A graph is a set of vertices that are connected by edges. Vertices are often also known as nodes, and edges are instead sometimes called links, relationships or arcs. For example, social networks represent the connections between people. Other examples include transportation networks, such as flight, train, or bus connections between cities, and telecommunication networks, such as the cables that carry internet traffic between servers. Graph processing is also commonly used in areas such as fraud or threat detection and product recommendation. Many business problems benefit from an understanding and analysis of networks through graph processing, and it is especially powerful when combined with other analytics techniques, including machine learning.
The diagram shows a simple example. The nodes in this network are 6 countries in western and central Europe. The lines, or edges, in the diagram indicate that two countries share a border.

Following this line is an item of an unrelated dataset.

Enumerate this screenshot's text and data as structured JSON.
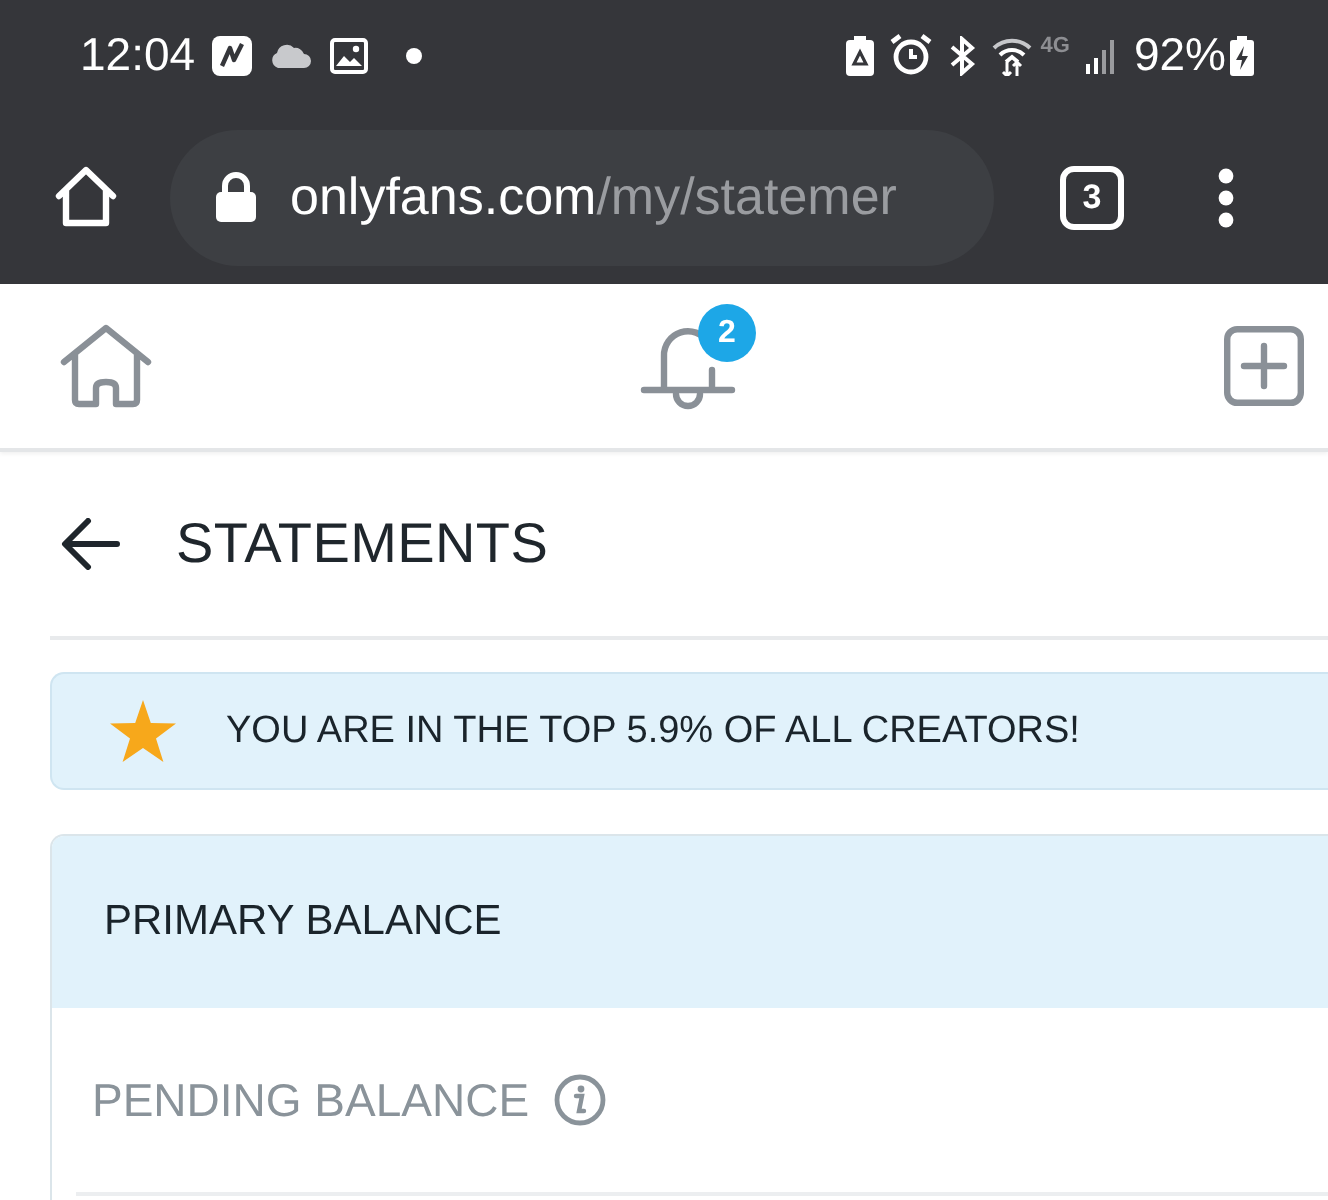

Databricks Runtime ML includes network analysis packages for problems at any scale. For relatively small networks that can be processed on a single compute node, use NetworkX. For large networks that require distributed processing, use GraphFrames. You can also install additional open source packages as needed, or connect to external partners and tools for graph processing and visualization.
The rest of this article describes basic network analysis concepts and includes a notebook that uses the package NetworkX to illustrate some of those concepts.

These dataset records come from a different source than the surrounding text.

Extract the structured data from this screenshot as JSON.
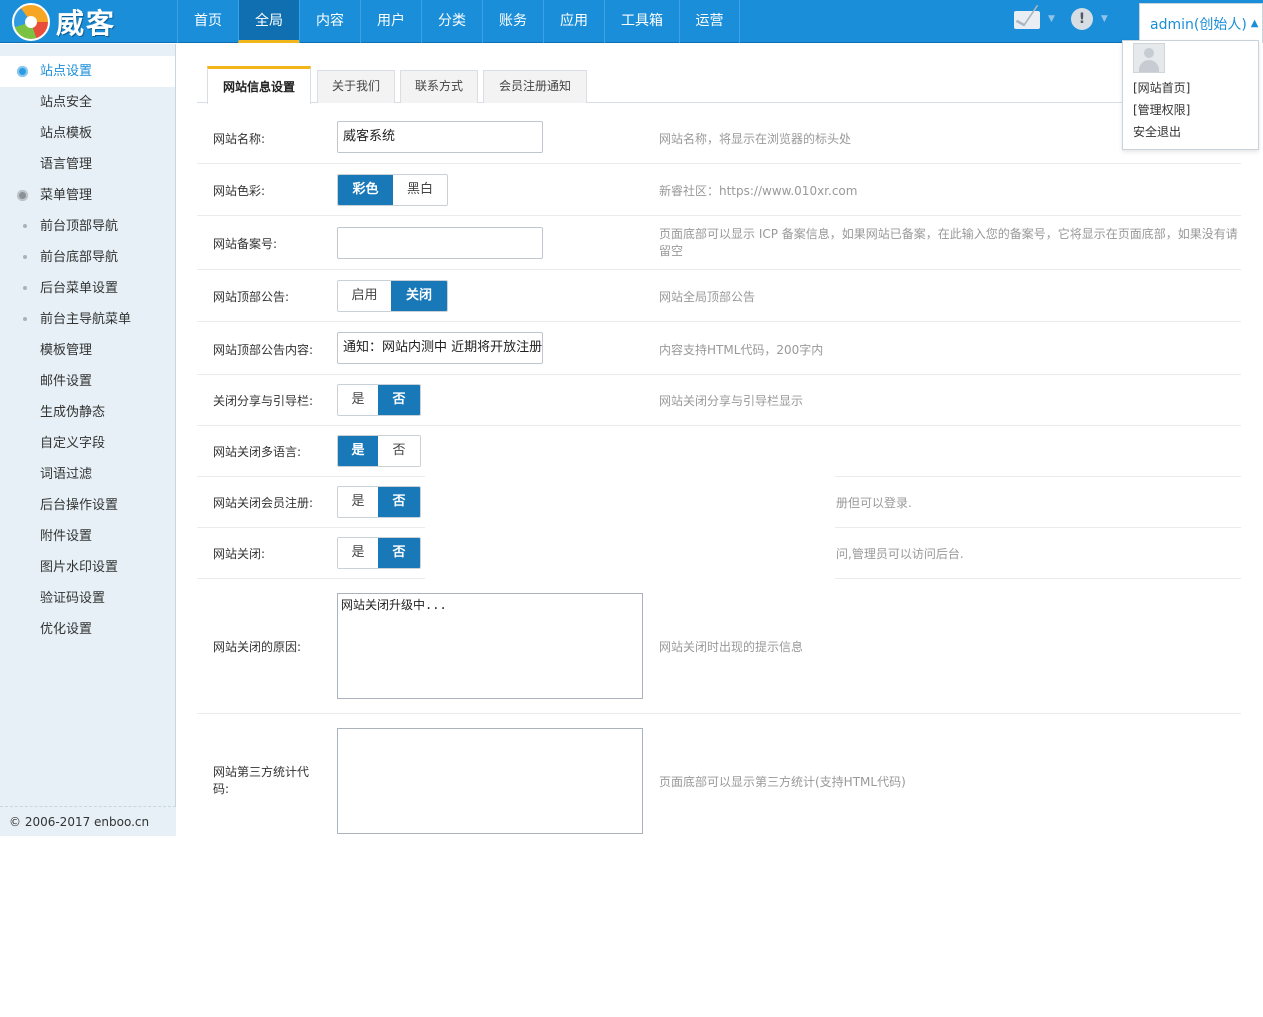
{
  "brand": {
    "name": "威客"
  },
  "nav": {
    "items": [
      "首页",
      "全局",
      "内容",
      "用户",
      "分类",
      "账务",
      "应用",
      "工具箱",
      "运营"
    ],
    "active": "全局"
  },
  "user": {
    "name": "admin(创始人)",
    "menu": [
      "[网站首页]",
      "[管理权限]",
      "安全退出"
    ]
  },
  "sidebar": {
    "items": [
      {
        "label": "站点设置",
        "kind": "active"
      },
      {
        "label": "站点安全",
        "kind": "plain"
      },
      {
        "label": "站点模板",
        "kind": "plain"
      },
      {
        "label": "语言管理",
        "kind": "plain"
      },
      {
        "label": "菜单管理",
        "kind": "section"
      },
      {
        "label": "前台顶部导航",
        "kind": "sub"
      },
      {
        "label": "前台底部导航",
        "kind": "sub"
      },
      {
        "label": "后台菜单设置",
        "kind": "sub"
      },
      {
        "label": "前台主导航菜单",
        "kind": "sub"
      },
      {
        "label": "模板管理",
        "kind": "plain"
      },
      {
        "label": "邮件设置",
        "kind": "plain"
      },
      {
        "label": "生成伪静态",
        "kind": "plain"
      },
      {
        "label": "自定义字段",
        "kind": "plain"
      },
      {
        "label": "词语过滤",
        "kind": "plain"
      },
      {
        "label": "后台操作设置",
        "kind": "plain"
      },
      {
        "label": "附件设置",
        "kind": "plain"
      },
      {
        "label": "图片水印设置",
        "kind": "plain"
      },
      {
        "label": "验证码设置",
        "kind": "plain"
      },
      {
        "label": "优化设置",
        "kind": "plain"
      }
    ],
    "copyright": "© 2006-2017 enboo.cn"
  },
  "tabs": [
    "网站信息设置",
    "关于我们",
    "联系方式",
    "会员注册通知"
  ],
  "form": {
    "site_name": {
      "label": "网站名称:",
      "value": "威客系统",
      "desc": "网站名称，将显示在浏览器的标头处"
    },
    "site_color": {
      "label": "网站色彩:",
      "options": [
        "彩色",
        "黑白"
      ],
      "selected": "彩色",
      "desc": "新睿社区：https://www.010xr.com"
    },
    "icp": {
      "label": "网站备案号:",
      "value": "",
      "desc": "页面底部可以显示 ICP 备案信息，如果网站已备案，在此输入您的备案号，它将显示在页面底部，如果没有请留空"
    },
    "notice": {
      "label": "网站顶部公告:",
      "options": [
        "启用",
        "关闭"
      ],
      "selected": "关闭",
      "desc": "网站全局顶部公告"
    },
    "notice_content": {
      "label": "网站顶部公告内容:",
      "value": "通知：网站内测中 近期将开放注册",
      "desc": "内容支持HTML代码，200字内"
    },
    "close_share": {
      "label": "关闭分享与引导栏:",
      "options": [
        "是",
        "否"
      ],
      "selected": "否",
      "desc": "网站关闭分享与引导栏显示"
    },
    "close_lang": {
      "label": "网站关闭多语言:",
      "options": [
        "是",
        "否"
      ],
      "selected": "是",
      "desc": ""
    },
    "close_register": {
      "label": "网站关闭会员注册:",
      "options": [
        "是",
        "否"
      ],
      "selected": "否",
      "desc": "册但可以登录."
    },
    "close_site": {
      "label": "网站关闭:",
      "options": [
        "是",
        "否"
      ],
      "selected": "否",
      "desc": "问,管理员可以访问后台."
    },
    "close_reason": {
      "label": "网站关闭的原因:",
      "value": "网站关闭升级中...",
      "desc": "网站关闭时出现的提示信息"
    },
    "stats_code": {
      "label": "网站第三方统计代码:",
      "value": "",
      "desc": "页面底部可以显示第三方统计(支持HTML代码)"
    }
  },
  "colors": {
    "topbar": "#1a8ed8",
    "accent": "#f2b51a",
    "selected_toggle": "#1878b8",
    "sidebar_bg": "#e6f0f6"
  }
}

Graph and network analysis concepts
This section describes some of the basic concepts of network analysis.
Nodes and edges
In network analysis, a network, or graph, consists of a set of nodes and a set of edges, or links, that connect the nodes. Nodes represent the things being connected, such as people or cities. Edges represent the connections or relationships between them, such as people who have worked together, or train stations that have a direct link between them.
Nodes are also called vertices, points, or entities. Edges are also called lines, relationships, or links.
Directed and undirected networks
An edge in a network can represent a one-way relationship, such as a fan following a celebrity on a social network, or a two-way relationship, such as coworkers. If edges can be one-way, the network is called directed. If edges do not have an associated direction, the network is called undirected.
Network and node properties
Shortest path
The shortest path is the minimum distance between two nodes, taking into account directional links and, optionally, edge weights. For example, in the previous diagram, the shortest path between the nodes Germany and Spain is through France, for a path distance of 2.
Centrality
Centrality is a way to measure the importance of a node in a network. There are several different measures of centrality. The degree centrality of a node is based on the fraction of nodes in a network that the node is directly connected to. The betweenness centrality of a node is the fraction of shortest paths in a network that go through the node.
Degree distribution
The degree distribution of a network is the number of nodes of each degree. It provides information about the structure and organization of the network.
Diameter
The diameter of a network is the maximum of the shortest paths between any two nodes. The diameter is equivalent to the maximum eccentricity of nodes in a network.
Density
The density of a graph is the number of edges in the graph divided by the total number of possible edges. For an undirected graph, the total number of possible edges is n(n-1)/2, where n is the number of nodes. For a directed graph, each edge has two possible directions, so the total number of possible edges is n(n-1).
Small-world networks
Most real-world networks are not randomly connected, and instead exhibit some sort of patterns and substructure. An example of such a pattern in networks involving people is the “small-world phenomenon”, by which we observe closely linked subgroups and a short average path length between any two nodes. These patterns are very common in practice, and lead to common issues in graph processing at scale, such as natural occurrences of data skew to contend with when processing large graphs.